Dean of the school Dr Douglas Skelton informed the eager students that the White Coat Ceremony is always a very important event in the life of any doctor. “When I put a white coat on a student,” he said, “I always remember that young lady 30 years ago, on whom I put a white coat and who has hung in there and today, now looks after my mother.”

He congratulated the prospective doctors with the quip:“That gives me the assurance that one of you will hang around to look after me!”

President and CEO of Trinity Steve Wilson followed these words with his own words of welcome. He warmly engaged the students, telling them that they were a small, but good-looking class, and although everything was new at that stage, there was no need to be nervous. CEO Wilson then introduced a video in which graduating students of Class of 2013 gave words of advice to new students on issues, including the importance of the White Coat Ceremony; coping mechanisms and study tips; opportunities for volunteering that would enhance the quality of residency; preparation for residency; pathways for future careers; and of course, enjoying the island experience and the beauty of the people of SVG.

Dr Paula Wilson gave a brief outline of the origins of the white coats and why it is a symbol of the medical profession. “The first White Coat Ceremony,” she said, “took place on August 20th, 1992.” Dr Arnold Gold had come up with the idea, to make medical students aware of their responsibilities, not only as academics but also as humanitarians. Today, one hundred and thirty schools around the world hold such ceremonies. “It is like a rite of passage,” Dr Reynolds said, “and robing you with white coats is a symbol of Trinity’s faith in you all.”

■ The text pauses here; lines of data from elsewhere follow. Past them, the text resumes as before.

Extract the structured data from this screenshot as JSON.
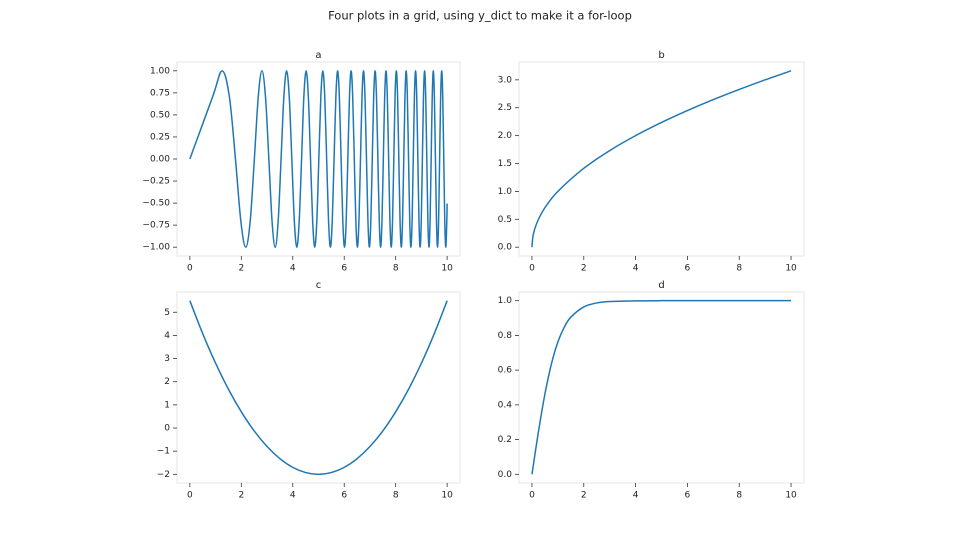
{
  "title": "Four plots in a grid, using y_dict to make it a for-loop",
  "chart_data": [
    {
      "type": "line",
      "title": "a",
      "color": "#1f77b4",
      "x": [
        0,
        0.886,
        1.253,
        1.535,
        1.772,
        1.982,
        2.171,
        2.345,
        2.507,
        2.659,
        2.802,
        2.939,
        3.07,
        3.195,
        3.316,
        3.432,
        3.545,
        3.654,
        3.76,
        3.863,
        3.963,
        4.061,
        4.157,
        4.25,
        4.342,
        4.431,
        4.519,
        4.605,
        4.69,
        4.773,
        4.854,
        4.934,
        5.013,
        5.091,
        5.168,
        5.243,
        5.317,
        5.391,
        5.463,
        5.534,
        5.605,
        5.675,
        5.743,
        5.811,
        5.879,
        5.945,
        6.011,
        6.076,
        6.14,
        6.204,
        6.267,
        6.329,
        6.391,
        6.452,
        6.512,
        6.572,
        6.632,
        6.691,
        6.749,
        6.807,
        6.865,
        6.922,
        6.978,
        7.034,
        7.09,
        7.145,
        7.2,
        7.254,
        7.308,
        7.362,
        7.415,
        7.467,
        7.52,
        7.572,
        7.624,
        7.675,
        7.726,
        7.777,
        7.827,
        7.877,
        7.927,
        7.976,
        8.025,
        8.074,
        8.122,
        8.17,
        8.219,
        8.266,
        8.314,
        8.361,
        8.407,
        8.454,
        8.5,
        8.547,
        8.592,
        8.638,
        8.683,
        8.728,
        8.773,
        8.818,
        8.862,
        8.906,
        8.95,
        8.994,
        9.038,
        9.081,
        9.124,
        9.167,
        9.21,
        9.252,
        9.295,
        9.337,
        9.379,
        9.421,
        9.462,
        9.504,
        9.545,
        9.586,
        9.627,
        9.668,
        9.708,
        9.748,
        9.789,
        9.829,
        9.869,
        9.908,
        9.948,
        9.987,
        10
      ],
      "values": [
        0,
        0.707,
        1,
        0.707,
        0,
        -0.707,
        -1,
        -0.707,
        0,
        0.707,
        1,
        0.707,
        0,
        -0.707,
        -1,
        -0.707,
        0,
        0.707,
        1,
        0.707,
        0,
        -0.707,
        -1,
        -0.707,
        0,
        0.707,
        1,
        0.707,
        0,
        -0.707,
        -1,
        -0.707,
        0,
        0.707,
        1,
        0.707,
        0,
        -0.707,
        -1,
        -0.707,
        0,
        0.707,
        1,
        0.707,
        0,
        -0.707,
        -1,
        -0.707,
        0,
        0.707,
        1,
        0.707,
        0,
        -0.707,
        -1,
        -0.707,
        0,
        0.707,
        1,
        0.707,
        0,
        -0.707,
        -1,
        -0.707,
        0,
        0.707,
        1,
        0.707,
        0,
        -0.707,
        -1,
        -0.707,
        0,
        0.707,
        1,
        0.707,
        0,
        -0.707,
        -1,
        -0.707,
        0,
        0.707,
        1,
        0.707,
        0,
        -0.707,
        -1,
        -0.707,
        0,
        0.707,
        1,
        0.707,
        0,
        -0.707,
        -1,
        -0.707,
        0,
        0.707,
        1,
        0.707,
        0,
        -0.707,
        -1,
        -0.707,
        0,
        0.707,
        1,
        0.707,
        0,
        -0.707,
        -1,
        -0.707,
        0,
        0.707,
        1,
        0.707,
        0,
        -0.707,
        -1,
        -0.707,
        0,
        0.707,
        1,
        0.707,
        0,
        -0.707,
        -1,
        -0.707,
        -0.506
      ],
      "xlim": [
        -0.5,
        10.5
      ],
      "ylim": [
        -1.1,
        1.1
      ],
      "xticks": [
        0,
        2,
        4,
        6,
        8,
        10
      ],
      "yticks": [
        {
          "value": -1,
          "label": "−1.00"
        },
        {
          "value": -0.75,
          "label": "−0.75"
        },
        {
          "value": -0.5,
          "label": "−0.50"
        },
        {
          "value": -0.25,
          "label": "−0.25"
        },
        {
          "value": 0,
          "label": "0.00"
        },
        {
          "value": 0.25,
          "label": "0.25"
        },
        {
          "value": 0.5,
          "label": "0.50"
        },
        {
          "value": 0.75,
          "label": "0.75"
        },
        {
          "value": 1,
          "label": "1.00"
        }
      ]
    },
    {
      "type": "line",
      "title": "b",
      "color": "#1f77b4",
      "x": [
        0,
        0.05,
        0.2,
        0.5,
        1,
        2,
        3,
        4,
        5,
        6,
        7,
        8,
        9,
        10
      ],
      "values": [
        0,
        0.224,
        0.447,
        0.707,
        1,
        1.414,
        1.732,
        2,
        2.236,
        2.449,
        2.646,
        2.828,
        3,
        3.162
      ],
      "xlim": [
        -0.5,
        10.5
      ],
      "ylim": [
        -0.158,
        3.32
      ],
      "xticks": [
        0,
        2,
        4,
        6,
        8,
        10
      ],
      "yticks": [
        {
          "value": 0,
          "label": "0.0"
        },
        0.5,
        {
          "value": 1,
          "label": "1.0"
        },
        1.5,
        {
          "value": 2,
          "label": "2.0"
        },
        2.5,
        {
          "value": 3,
          "label": "3.0"
        }
      ]
    },
    {
      "type": "line",
      "title": "c",
      "color": "#1f77b4",
      "x": [
        0,
        0.5,
        1,
        1.5,
        2,
        2.5,
        3,
        3.5,
        4,
        4.5,
        5,
        5.5,
        6,
        6.5,
        7,
        7.5,
        8,
        8.5,
        9,
        9.5,
        10
      ],
      "values": [
        5.5,
        4.075,
        2.8,
        1.675,
        0.7,
        -0.125,
        -0.8,
        -1.325,
        -1.7,
        -1.925,
        -2,
        -1.925,
        -1.7,
        -1.325,
        -0.8,
        -0.125,
        0.7,
        1.675,
        2.8,
        4.075,
        5.5
      ],
      "xlim": [
        -0.5,
        10.5
      ],
      "ylim": [
        -2.375,
        5.875
      ],
      "xticks": [
        0,
        2,
        4,
        6,
        8,
        10
      ],
      "yticks": [
        {
          "value": -2,
          "label": "−2"
        },
        {
          "value": -1,
          "label": "−1"
        },
        0,
        1,
        2,
        3,
        4,
        5
      ]
    },
    {
      "type": "line",
      "title": "d",
      "color": "#1f77b4",
      "x": [
        0,
        0.25,
        0.5,
        0.75,
        1,
        1.25,
        1.5,
        2,
        2.5,
        3,
        4,
        5,
        6,
        8,
        10
      ],
      "values": [
        0,
        0.245,
        0.462,
        0.635,
        0.762,
        0.848,
        0.905,
        0.964,
        0.987,
        0.995,
        0.999,
        1,
        1,
        1,
        1
      ],
      "xlim": [
        -0.5,
        10.5
      ],
      "ylim": [
        -0.05,
        1.05
      ],
      "xticks": [
        0,
        2,
        4,
        6,
        8,
        10
      ],
      "yticks": [
        {
          "value": 0,
          "label": "0.0"
        },
        0.2,
        0.4,
        0.6,
        0.8,
        {
          "value": 1,
          "label": "1.0"
        }
      ]
    }
  ]
}
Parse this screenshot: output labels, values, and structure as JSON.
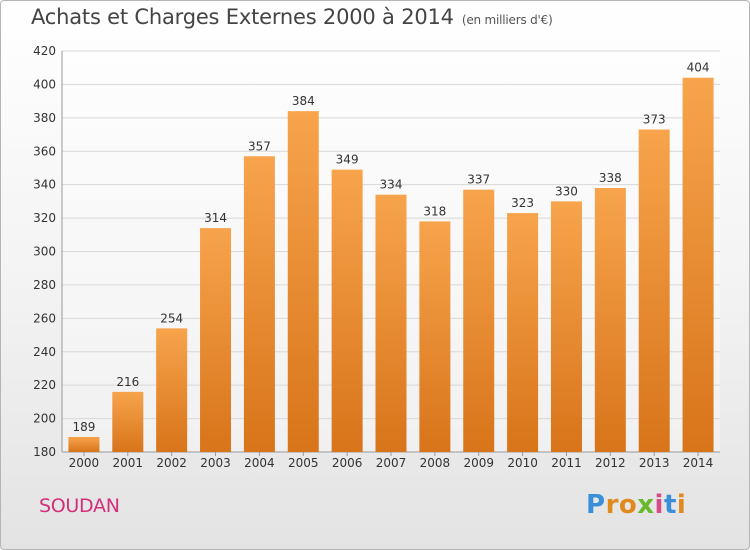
{
  "title": "Achats et Charges Externes 2000 à 2014",
  "subtitle": "(en milliers d'€)",
  "commune": "SOUDAN",
  "logo": {
    "letters": [
      "P",
      "r",
      "o",
      "x",
      "i",
      "t",
      "i"
    ],
    "colors": [
      "#3a8fd8",
      "#e08a1e",
      "#e08a1e",
      "#6ab82c",
      "#d84a8a",
      "#3a8fd8",
      "#e08a1e"
    ]
  },
  "colors": {
    "bar_light": "#f7a44c",
    "bar_dark": "#d8741a",
    "grid": "#d8d8d8",
    "axis_text": "#333333"
  },
  "chart_data": {
    "type": "bar",
    "title": "Achats et Charges Externes 2000 à 2014",
    "subtitle": "(en milliers d'€)",
    "categories": [
      "2000",
      "2001",
      "2002",
      "2003",
      "2004",
      "2005",
      "2006",
      "2007",
      "2008",
      "2009",
      "2010",
      "2011",
      "2012",
      "2013",
      "2014"
    ],
    "values": [
      189,
      216,
      254,
      314,
      357,
      384,
      349,
      334,
      318,
      337,
      323,
      330,
      338,
      373,
      404
    ],
    "ylim": [
      180,
      420
    ],
    "yticks": [
      180,
      200,
      220,
      240,
      260,
      280,
      300,
      320,
      340,
      360,
      380,
      400,
      420
    ],
    "grid": true,
    "data_labels": true
  }
}
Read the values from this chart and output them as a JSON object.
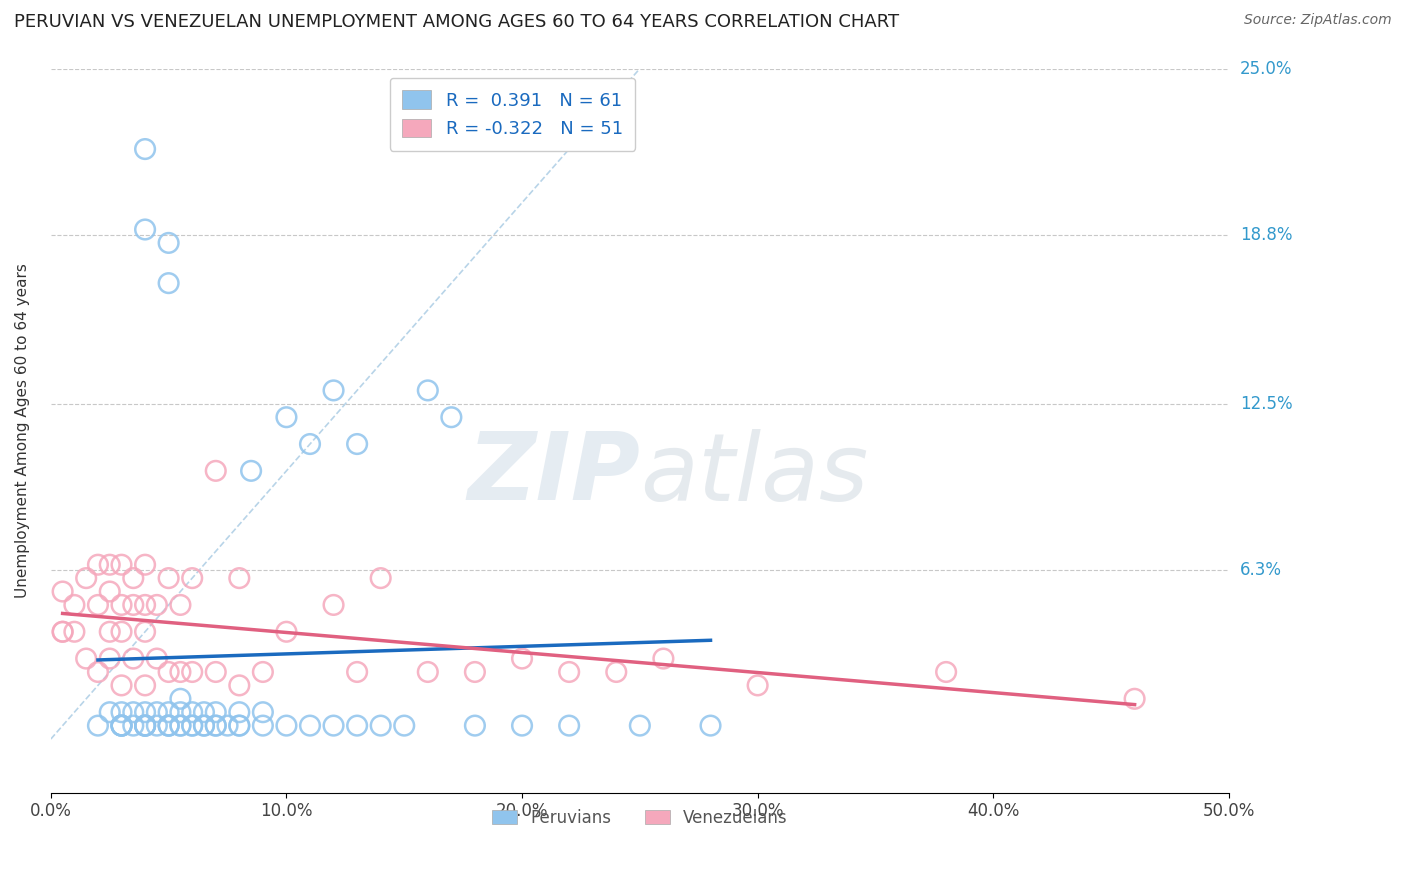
{
  "title": "PERUVIAN VS VENEZUELAN UNEMPLOYMENT AMONG AGES 60 TO 64 YEARS CORRELATION CHART",
  "source": "Source: ZipAtlas.com",
  "ylabel": "Unemployment Among Ages 60 to 64 years",
  "xlim": [
    0.0,
    0.5
  ],
  "ylim": [
    -0.02,
    0.25
  ],
  "xticks": [
    0.0,
    0.1,
    0.2,
    0.3,
    0.4,
    0.5
  ],
  "ytick_vals": [
    0.0,
    0.063,
    0.125,
    0.188,
    0.25
  ],
  "ytick_labels": [
    "",
    "6.3%",
    "12.5%",
    "18.8%",
    "25.0%"
  ],
  "xtick_labels": [
    "0.0%",
    "10.0%",
    "20.0%",
    "30.0%",
    "40.0%",
    "50.0%"
  ],
  "grid_color": "#c8c8c8",
  "watermark": "ZIPatlas",
  "peruvians_color": "#90c4ed",
  "venezuelans_color": "#f5a8bc",
  "peruvian_line_color": "#1a6abf",
  "venezuelan_line_color": "#e06080",
  "diagonal_color": "#b8d4e8",
  "R_peru": 0.391,
  "N_peru": 61,
  "R_vene": -0.322,
  "N_vene": 51,
  "legend_labels": [
    "Peruvians",
    "Venezuelans"
  ],
  "peruvians_x": [
    0.02,
    0.025,
    0.03,
    0.03,
    0.03,
    0.035,
    0.035,
    0.04,
    0.04,
    0.04,
    0.04,
    0.04,
    0.045,
    0.045,
    0.05,
    0.05,
    0.05,
    0.05,
    0.05,
    0.055,
    0.055,
    0.055,
    0.055,
    0.06,
    0.06,
    0.06,
    0.065,
    0.065,
    0.065,
    0.07,
    0.07,
    0.07,
    0.075,
    0.08,
    0.08,
    0.08,
    0.085,
    0.09,
    0.09,
    0.1,
    0.1,
    0.11,
    0.11,
    0.12,
    0.12,
    0.13,
    0.13,
    0.14,
    0.15,
    0.16,
    0.17,
    0.18,
    0.2,
    0.22,
    0.25,
    0.28,
    0.03,
    0.03,
    0.04,
    0.04,
    0.05
  ],
  "peruvians_y": [
    0.005,
    0.01,
    0.005,
    0.01,
    0.005,
    0.005,
    0.01,
    0.005,
    0.01,
    0.005,
    0.22,
    0.19,
    0.005,
    0.01,
    0.005,
    0.005,
    0.01,
    0.185,
    0.17,
    0.005,
    0.005,
    0.01,
    0.015,
    0.005,
    0.005,
    0.01,
    0.005,
    0.005,
    0.01,
    0.005,
    0.005,
    0.01,
    0.005,
    0.005,
    0.005,
    0.01,
    0.1,
    0.005,
    0.01,
    0.005,
    0.12,
    0.11,
    0.005,
    0.005,
    0.13,
    0.11,
    0.005,
    0.005,
    0.005,
    0.13,
    0.12,
    0.005,
    0.005,
    0.005,
    0.005,
    0.005,
    0.005,
    0.005,
    0.005,
    0.005,
    0.005
  ],
  "venezuelans_x": [
    0.005,
    0.005,
    0.01,
    0.01,
    0.015,
    0.015,
    0.02,
    0.02,
    0.02,
    0.025,
    0.025,
    0.025,
    0.025,
    0.03,
    0.03,
    0.03,
    0.03,
    0.035,
    0.035,
    0.035,
    0.04,
    0.04,
    0.04,
    0.04,
    0.045,
    0.045,
    0.05,
    0.05,
    0.055,
    0.055,
    0.06,
    0.06,
    0.07,
    0.07,
    0.08,
    0.08,
    0.09,
    0.1,
    0.12,
    0.13,
    0.14,
    0.16,
    0.18,
    0.2,
    0.22,
    0.24,
    0.26,
    0.3,
    0.38,
    0.46,
    0.005
  ],
  "venezuelans_y": [
    0.04,
    0.055,
    0.04,
    0.05,
    0.03,
    0.06,
    0.025,
    0.05,
    0.065,
    0.03,
    0.04,
    0.055,
    0.065,
    0.02,
    0.04,
    0.05,
    0.065,
    0.03,
    0.05,
    0.06,
    0.02,
    0.04,
    0.05,
    0.065,
    0.03,
    0.05,
    0.025,
    0.06,
    0.025,
    0.05,
    0.025,
    0.06,
    0.025,
    0.1,
    0.02,
    0.06,
    0.025,
    0.04,
    0.05,
    0.025,
    0.06,
    0.025,
    0.025,
    0.03,
    0.025,
    0.025,
    0.03,
    0.02,
    0.025,
    0.015,
    0.04
  ]
}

Dr Joseph Wilson, associate dean of Clerkships, in making a point for the transformative effect of the white coat, recalled how an old janitor called him “Sir” one night as he walked out of a hospital after a hard day’s work. “It transformed me!” he stated. He also touched on their impending journey. “You guys got here because of sacrifice, love and hope. It is not only about you, but also, you will not be alone. You have a team at school working with you. You are at the base camp right now. The mountains are waiting and the climb is hard. Every step of that climb is yours to make.”

It was at this point that the 29 students arose from their seats, White Coats strategically placed over the right arm, and walked towards Dr Andreas Reymann, senior associate dean, Academic Affairs and Evaluation and dean Dr Douglas Skelton to be robed. Each was additionally welcomed into the new profession with a handshake from Governor General Sir Frederick Ballantyne, himself a medical doctor.

The ceremony was closed by dean Skelton and a reception followed at the Paradise Beach Hotel, at which students were given the opportunity to meet faculty members, relatives, friends and other well-wishers. The students’ first term began on Monday, May 12.